Mixed equation: sum of $\cos(x)$ term and polynomial in x$

Question

Can you help me with the following equation $$\dfrac{x^2}{2} - \cos x - 1 = 0$$

I cannot find $x.$

Answer 1

$$\dfrac{x^2}{2} - \cos x - 1 = 0 \iff x^2 - 2\cos x - 2 = 0\iff 2\cos x = x^2 - 2$$

This is the type of exercise which may best be approached through graphing the equation. The graph of the equation reveals a parabola-like curve, which is symmetric about the y-axis, and which has two real roots (two solutions), the exact values of which we can approximate:

$\quad x \approx -1.478, \qquad \qquad \qquad x \approx 1.478$.

Answer 2

Lets clean up the equation a bit and see if that leads anywhere.

Firstly use the following trigonometric identity:

$$\cos 2u = 2 \cos^2 u - 1$$

Substituting leaves only squared terms:

$$\frac{x^2}{2} - 2 \cos^2 \frac{x}{2} = 0$$

$$\left(\frac{x}{2}\right)^2 = \cos^2 \frac{x}{2}\iff \frac{x}{2} = \pm \cos\frac{x}{2}$$

The solution to $\cos \theta = \theta$ is $\theta \approx 0.739085$ (see this question) so your solution is $x\approx\pm 1.47817$.

Answer 3

This class of equations cannot be solved analytically but only using a numerical method. For sure, as suggested by amWhy, graphing the equation is avery good practice which allows to see the shape of the function and to locate more or less accurately where are the roots.

If you want to polish the root (basically to any accuracy you could desire), Newton method is very good—provided that you have a "reasonable" guess of the root you are looking for.

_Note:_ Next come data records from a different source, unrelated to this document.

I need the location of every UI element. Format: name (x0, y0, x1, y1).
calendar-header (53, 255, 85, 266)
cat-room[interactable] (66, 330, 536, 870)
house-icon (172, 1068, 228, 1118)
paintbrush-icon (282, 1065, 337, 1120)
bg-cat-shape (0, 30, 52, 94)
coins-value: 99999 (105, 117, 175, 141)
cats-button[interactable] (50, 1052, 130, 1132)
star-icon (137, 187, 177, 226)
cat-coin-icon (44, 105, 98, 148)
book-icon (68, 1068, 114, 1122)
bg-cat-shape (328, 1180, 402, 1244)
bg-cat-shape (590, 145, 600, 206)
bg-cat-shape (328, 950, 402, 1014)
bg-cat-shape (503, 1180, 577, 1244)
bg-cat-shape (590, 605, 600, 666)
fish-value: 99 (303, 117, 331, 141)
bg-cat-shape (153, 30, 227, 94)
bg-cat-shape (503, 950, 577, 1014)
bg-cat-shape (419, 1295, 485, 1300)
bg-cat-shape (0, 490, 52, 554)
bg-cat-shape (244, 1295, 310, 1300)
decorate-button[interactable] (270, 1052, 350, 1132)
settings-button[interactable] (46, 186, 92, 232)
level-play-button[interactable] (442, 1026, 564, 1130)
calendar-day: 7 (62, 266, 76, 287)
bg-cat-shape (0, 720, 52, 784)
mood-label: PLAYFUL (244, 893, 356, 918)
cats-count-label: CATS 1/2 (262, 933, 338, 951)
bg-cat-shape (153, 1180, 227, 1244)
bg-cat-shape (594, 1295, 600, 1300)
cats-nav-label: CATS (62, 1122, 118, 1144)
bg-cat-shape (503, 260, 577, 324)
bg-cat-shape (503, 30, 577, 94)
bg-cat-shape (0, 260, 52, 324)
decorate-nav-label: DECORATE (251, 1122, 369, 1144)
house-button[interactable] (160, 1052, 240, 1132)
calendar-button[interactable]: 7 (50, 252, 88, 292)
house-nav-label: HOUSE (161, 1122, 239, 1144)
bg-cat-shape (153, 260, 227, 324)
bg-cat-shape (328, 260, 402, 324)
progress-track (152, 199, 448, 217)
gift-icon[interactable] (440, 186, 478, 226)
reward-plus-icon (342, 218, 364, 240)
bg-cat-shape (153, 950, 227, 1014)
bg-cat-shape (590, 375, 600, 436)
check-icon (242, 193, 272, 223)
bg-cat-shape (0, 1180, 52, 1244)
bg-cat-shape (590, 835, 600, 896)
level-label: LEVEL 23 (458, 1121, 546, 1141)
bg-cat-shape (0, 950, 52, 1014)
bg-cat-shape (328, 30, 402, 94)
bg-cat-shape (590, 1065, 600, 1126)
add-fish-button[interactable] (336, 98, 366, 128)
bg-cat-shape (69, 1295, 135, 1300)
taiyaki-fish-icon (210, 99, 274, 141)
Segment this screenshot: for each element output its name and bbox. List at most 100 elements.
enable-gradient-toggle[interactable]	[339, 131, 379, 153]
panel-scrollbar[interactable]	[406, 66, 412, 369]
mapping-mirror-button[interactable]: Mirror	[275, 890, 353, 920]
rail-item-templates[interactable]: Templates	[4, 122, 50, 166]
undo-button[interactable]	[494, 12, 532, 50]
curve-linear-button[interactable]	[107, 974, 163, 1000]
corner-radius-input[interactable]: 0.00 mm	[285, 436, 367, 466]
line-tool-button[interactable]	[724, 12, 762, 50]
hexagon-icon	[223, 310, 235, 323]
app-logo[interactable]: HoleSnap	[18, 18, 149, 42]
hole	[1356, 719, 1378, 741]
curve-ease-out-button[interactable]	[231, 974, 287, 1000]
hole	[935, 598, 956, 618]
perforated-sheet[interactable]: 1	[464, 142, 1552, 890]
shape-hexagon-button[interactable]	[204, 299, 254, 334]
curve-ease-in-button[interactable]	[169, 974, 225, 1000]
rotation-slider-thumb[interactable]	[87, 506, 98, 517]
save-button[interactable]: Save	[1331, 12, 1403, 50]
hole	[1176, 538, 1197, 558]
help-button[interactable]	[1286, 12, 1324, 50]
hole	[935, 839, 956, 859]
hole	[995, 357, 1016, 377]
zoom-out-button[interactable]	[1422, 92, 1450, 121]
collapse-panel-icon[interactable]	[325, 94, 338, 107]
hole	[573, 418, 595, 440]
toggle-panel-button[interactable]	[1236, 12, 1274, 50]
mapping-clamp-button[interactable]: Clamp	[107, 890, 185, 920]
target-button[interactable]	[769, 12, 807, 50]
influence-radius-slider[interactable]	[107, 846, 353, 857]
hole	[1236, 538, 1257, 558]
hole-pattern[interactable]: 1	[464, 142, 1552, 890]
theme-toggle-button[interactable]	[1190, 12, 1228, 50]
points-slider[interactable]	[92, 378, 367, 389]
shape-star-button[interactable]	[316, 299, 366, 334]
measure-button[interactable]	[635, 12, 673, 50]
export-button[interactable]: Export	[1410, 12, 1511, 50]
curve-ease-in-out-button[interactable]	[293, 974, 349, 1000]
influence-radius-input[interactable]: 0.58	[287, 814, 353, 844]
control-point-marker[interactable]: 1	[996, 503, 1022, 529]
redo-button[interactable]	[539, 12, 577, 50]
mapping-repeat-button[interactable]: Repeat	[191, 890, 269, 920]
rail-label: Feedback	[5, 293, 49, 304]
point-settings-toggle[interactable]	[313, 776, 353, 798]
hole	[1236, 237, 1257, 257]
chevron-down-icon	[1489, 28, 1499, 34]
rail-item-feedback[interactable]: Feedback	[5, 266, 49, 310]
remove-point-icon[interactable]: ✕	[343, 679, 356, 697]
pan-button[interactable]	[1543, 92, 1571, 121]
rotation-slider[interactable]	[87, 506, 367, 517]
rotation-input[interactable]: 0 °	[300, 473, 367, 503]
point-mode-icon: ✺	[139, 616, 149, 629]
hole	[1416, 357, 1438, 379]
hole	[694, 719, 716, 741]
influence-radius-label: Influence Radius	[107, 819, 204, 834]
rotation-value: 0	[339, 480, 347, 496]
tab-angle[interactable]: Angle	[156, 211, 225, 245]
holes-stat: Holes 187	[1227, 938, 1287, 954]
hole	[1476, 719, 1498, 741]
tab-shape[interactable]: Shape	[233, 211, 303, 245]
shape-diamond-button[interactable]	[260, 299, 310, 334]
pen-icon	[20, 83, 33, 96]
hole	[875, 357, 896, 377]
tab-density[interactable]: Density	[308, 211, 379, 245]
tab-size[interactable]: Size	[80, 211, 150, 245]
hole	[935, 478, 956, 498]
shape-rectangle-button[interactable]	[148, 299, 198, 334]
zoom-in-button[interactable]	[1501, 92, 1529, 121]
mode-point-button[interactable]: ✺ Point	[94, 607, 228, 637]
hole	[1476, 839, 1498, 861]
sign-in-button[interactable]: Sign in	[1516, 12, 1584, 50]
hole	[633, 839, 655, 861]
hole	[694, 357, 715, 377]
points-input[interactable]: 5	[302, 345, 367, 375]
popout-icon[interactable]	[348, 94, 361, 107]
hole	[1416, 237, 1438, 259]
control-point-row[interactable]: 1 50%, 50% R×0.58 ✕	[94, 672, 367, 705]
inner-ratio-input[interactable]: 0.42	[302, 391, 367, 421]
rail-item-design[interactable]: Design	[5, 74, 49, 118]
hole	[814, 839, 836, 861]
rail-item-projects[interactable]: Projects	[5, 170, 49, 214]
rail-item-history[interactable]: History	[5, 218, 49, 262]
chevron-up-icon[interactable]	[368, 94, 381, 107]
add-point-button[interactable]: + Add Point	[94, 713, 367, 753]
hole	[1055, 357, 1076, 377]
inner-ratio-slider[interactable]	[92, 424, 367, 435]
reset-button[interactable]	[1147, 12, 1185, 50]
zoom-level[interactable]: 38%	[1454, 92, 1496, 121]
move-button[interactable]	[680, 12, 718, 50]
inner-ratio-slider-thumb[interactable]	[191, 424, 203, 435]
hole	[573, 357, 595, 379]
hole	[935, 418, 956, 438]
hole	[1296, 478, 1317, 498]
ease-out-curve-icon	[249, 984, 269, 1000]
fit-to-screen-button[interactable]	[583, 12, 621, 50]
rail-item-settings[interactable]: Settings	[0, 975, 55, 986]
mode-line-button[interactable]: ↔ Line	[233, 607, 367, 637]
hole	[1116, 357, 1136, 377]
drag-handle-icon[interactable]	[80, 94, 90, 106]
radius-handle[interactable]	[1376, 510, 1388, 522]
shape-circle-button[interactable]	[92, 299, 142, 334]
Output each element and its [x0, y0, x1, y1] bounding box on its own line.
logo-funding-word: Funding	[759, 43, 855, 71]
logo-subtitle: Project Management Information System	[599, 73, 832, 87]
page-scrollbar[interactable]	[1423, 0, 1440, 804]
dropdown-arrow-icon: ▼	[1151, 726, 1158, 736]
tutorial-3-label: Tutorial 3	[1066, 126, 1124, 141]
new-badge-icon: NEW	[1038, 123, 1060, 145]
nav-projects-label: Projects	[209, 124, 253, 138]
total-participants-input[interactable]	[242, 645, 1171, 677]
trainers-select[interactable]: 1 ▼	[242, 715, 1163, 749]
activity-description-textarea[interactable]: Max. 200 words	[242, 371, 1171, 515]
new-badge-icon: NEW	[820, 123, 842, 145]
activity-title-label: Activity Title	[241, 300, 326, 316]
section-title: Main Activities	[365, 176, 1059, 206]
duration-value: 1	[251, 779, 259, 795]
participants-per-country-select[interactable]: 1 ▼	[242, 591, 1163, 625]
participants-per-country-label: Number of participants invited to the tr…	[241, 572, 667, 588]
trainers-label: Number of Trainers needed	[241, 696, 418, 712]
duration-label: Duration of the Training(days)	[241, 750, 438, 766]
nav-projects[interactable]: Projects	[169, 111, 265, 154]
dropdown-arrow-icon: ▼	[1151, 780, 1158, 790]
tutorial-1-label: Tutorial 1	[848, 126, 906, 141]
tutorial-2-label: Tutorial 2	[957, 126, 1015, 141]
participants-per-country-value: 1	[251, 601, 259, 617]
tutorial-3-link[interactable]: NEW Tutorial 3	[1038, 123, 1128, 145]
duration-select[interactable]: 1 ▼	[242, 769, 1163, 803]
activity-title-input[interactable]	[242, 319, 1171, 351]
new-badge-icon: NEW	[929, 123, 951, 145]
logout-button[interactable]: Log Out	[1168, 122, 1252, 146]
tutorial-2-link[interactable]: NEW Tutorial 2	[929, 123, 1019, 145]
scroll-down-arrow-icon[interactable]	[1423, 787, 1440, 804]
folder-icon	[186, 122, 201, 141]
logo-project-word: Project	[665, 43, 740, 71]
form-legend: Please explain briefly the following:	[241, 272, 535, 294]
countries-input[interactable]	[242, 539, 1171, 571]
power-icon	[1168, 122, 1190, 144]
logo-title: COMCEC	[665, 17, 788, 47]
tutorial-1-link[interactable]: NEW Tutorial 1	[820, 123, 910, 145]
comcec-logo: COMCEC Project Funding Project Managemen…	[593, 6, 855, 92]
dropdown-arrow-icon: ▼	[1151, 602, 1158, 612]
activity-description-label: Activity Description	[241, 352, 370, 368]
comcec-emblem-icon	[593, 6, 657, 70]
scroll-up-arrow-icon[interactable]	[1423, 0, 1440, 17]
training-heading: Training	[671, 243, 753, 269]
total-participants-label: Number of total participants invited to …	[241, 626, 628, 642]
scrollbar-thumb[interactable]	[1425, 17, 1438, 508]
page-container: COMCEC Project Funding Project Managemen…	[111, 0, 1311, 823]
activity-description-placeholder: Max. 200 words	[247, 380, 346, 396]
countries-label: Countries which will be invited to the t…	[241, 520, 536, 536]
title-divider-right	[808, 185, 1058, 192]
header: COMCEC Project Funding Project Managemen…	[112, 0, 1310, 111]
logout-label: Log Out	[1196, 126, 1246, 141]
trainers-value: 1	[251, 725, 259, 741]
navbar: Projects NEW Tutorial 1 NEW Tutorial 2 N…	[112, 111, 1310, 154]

For your specific problem, say that the root is close to $1.5$; we shall name it $x_\text{old}$. Now, Newton iterations make the update according to the following scheme: $$x_\text{new} = x_\text{old} - \frac{f(x_\text{old})}{f'(x_\text{old})}.$$

This produces the following iterates: $1.47827, 1.47817, \dotsc$.